The two have scheduled a meeting for this week, and let's hope they can iron out some misunderstandings. The city seems to believe that Legaspi wants a guarantee in case the sales tax levels fall short; that's a nonstarter, because Fort Worth awards incentives only after the developer performs.

Legaspi says he wants the chance to recoup more of the incentive in later years, when sales are expected to grow. The city doesn't like such arrangements, but it went along with one on Montgomery Plaza. And why not, as long as the cumulative amount doesn't exceed the incentive that everyone agreed to?

The ratio of public money to private investment would be high for La Gran Plaza, but it's no more lopsided than the SuperTarget deal, which grants almost $7 million in public help on an $8.7 million investment.

As a community, we paid a lot because the SuperTarget meant so much to downtown because it will finally bring a grocery store to the area.

The Gran Plaza debate deserves the same kind of consideration. Imagine what a revived mall would mean to that neighborhood.

IN THE KNOW

La Gran Plaza de Fort Worth

• The deal: Los Angeles developer José de Jesús Legaspi and his partners bought Town Center Mall last April for nearly $16 million.
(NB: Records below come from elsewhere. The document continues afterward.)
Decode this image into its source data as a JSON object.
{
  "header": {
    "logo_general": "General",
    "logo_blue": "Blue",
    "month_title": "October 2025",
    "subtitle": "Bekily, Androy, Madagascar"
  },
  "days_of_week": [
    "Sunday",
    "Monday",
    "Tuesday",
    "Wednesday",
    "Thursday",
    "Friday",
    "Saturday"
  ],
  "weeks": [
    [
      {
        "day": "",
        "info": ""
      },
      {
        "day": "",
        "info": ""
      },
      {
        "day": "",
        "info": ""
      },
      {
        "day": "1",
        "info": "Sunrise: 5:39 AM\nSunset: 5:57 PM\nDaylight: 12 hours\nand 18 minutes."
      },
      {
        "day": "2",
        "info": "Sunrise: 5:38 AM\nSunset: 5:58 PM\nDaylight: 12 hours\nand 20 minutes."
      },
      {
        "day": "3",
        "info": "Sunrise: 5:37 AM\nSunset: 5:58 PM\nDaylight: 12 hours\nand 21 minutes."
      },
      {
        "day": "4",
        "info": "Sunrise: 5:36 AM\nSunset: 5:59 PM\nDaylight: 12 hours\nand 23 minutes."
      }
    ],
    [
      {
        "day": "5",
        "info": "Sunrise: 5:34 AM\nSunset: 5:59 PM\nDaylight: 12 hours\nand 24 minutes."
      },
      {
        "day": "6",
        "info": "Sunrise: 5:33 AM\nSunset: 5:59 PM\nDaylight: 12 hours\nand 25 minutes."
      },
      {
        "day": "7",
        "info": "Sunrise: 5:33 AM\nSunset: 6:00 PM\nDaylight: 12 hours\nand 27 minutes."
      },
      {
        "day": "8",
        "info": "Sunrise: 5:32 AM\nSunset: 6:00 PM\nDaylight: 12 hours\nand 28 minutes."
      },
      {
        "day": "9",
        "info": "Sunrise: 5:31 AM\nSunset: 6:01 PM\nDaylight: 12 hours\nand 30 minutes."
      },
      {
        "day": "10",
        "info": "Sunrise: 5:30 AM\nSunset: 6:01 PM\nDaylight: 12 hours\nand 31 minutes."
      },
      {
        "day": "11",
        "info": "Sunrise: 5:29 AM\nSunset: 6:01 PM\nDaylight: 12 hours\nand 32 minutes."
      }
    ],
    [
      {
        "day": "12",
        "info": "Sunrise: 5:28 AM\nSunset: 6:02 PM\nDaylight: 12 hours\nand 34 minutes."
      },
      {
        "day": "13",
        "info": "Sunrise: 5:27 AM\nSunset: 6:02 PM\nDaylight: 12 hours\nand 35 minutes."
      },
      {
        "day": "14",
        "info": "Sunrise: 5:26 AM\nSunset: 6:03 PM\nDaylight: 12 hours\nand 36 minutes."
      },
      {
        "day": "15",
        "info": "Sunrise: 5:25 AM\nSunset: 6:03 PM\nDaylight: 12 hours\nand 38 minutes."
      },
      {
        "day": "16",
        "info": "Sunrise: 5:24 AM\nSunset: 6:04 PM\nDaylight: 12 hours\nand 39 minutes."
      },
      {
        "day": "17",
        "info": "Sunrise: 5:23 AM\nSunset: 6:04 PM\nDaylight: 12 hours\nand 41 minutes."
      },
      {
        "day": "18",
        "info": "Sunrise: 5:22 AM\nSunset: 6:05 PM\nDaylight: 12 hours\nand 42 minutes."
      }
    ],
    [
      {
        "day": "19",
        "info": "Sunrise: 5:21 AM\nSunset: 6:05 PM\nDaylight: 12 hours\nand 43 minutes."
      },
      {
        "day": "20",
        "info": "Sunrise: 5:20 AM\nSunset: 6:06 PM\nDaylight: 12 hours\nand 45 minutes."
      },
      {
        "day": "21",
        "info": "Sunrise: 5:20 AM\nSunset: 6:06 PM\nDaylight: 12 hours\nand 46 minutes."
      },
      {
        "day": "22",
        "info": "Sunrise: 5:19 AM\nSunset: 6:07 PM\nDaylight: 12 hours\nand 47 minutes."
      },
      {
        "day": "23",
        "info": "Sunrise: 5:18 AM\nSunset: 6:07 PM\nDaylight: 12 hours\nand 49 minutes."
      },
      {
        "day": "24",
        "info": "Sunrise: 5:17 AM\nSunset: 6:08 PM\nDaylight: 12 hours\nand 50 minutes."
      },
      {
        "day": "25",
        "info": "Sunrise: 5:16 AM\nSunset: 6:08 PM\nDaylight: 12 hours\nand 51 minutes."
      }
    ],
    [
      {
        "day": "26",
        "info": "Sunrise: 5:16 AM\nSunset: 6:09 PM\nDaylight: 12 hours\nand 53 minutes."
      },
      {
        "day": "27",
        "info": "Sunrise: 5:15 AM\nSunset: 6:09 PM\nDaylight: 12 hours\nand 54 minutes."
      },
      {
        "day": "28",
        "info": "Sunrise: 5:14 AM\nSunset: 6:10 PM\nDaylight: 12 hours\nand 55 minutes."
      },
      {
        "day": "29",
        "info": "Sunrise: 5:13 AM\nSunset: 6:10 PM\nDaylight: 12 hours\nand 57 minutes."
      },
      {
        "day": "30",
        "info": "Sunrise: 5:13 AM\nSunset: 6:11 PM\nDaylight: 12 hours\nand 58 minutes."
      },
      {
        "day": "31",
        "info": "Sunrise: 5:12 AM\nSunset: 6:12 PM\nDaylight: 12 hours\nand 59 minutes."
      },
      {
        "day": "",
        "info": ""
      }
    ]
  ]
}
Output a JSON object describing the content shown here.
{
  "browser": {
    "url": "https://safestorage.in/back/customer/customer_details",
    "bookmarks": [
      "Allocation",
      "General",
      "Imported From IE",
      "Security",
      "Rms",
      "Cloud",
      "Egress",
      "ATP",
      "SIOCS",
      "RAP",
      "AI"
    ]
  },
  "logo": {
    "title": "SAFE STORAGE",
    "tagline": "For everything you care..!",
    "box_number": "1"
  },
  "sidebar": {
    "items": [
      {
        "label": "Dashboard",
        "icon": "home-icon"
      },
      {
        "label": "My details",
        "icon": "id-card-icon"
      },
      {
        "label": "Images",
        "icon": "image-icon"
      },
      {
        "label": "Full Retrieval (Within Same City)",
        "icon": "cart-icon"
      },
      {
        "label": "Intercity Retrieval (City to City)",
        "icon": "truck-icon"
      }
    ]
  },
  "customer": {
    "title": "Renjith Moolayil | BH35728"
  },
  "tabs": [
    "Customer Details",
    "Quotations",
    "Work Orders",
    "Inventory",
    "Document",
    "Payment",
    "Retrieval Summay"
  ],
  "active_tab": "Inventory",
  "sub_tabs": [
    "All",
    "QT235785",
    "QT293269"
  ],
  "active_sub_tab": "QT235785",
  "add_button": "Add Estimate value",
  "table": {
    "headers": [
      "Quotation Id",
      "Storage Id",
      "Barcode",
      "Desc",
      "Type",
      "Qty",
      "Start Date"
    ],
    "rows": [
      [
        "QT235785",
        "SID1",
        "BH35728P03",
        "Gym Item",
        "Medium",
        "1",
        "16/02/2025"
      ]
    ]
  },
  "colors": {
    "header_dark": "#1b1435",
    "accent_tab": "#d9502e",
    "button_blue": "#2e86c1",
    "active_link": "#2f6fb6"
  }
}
They want to invest $26 million to turn it into a festival-style mercado. It has been renamed La Gran Plaza de Fort Worth.

• Public help: The group is asking for nearly $22 million in city incentives, primarily a sales tax rebate. The mall must generate enough new taxes in the next 20 years to get the subsidy.

• Impasse: Discussions stopped two months ago, after city officials said the request was too rich. They also have concerns about the structure of the rebates and the project's viability.

• What's next: Councilwoman Wendy Davis and Legaspi are scheduled to meet this week to resume talks.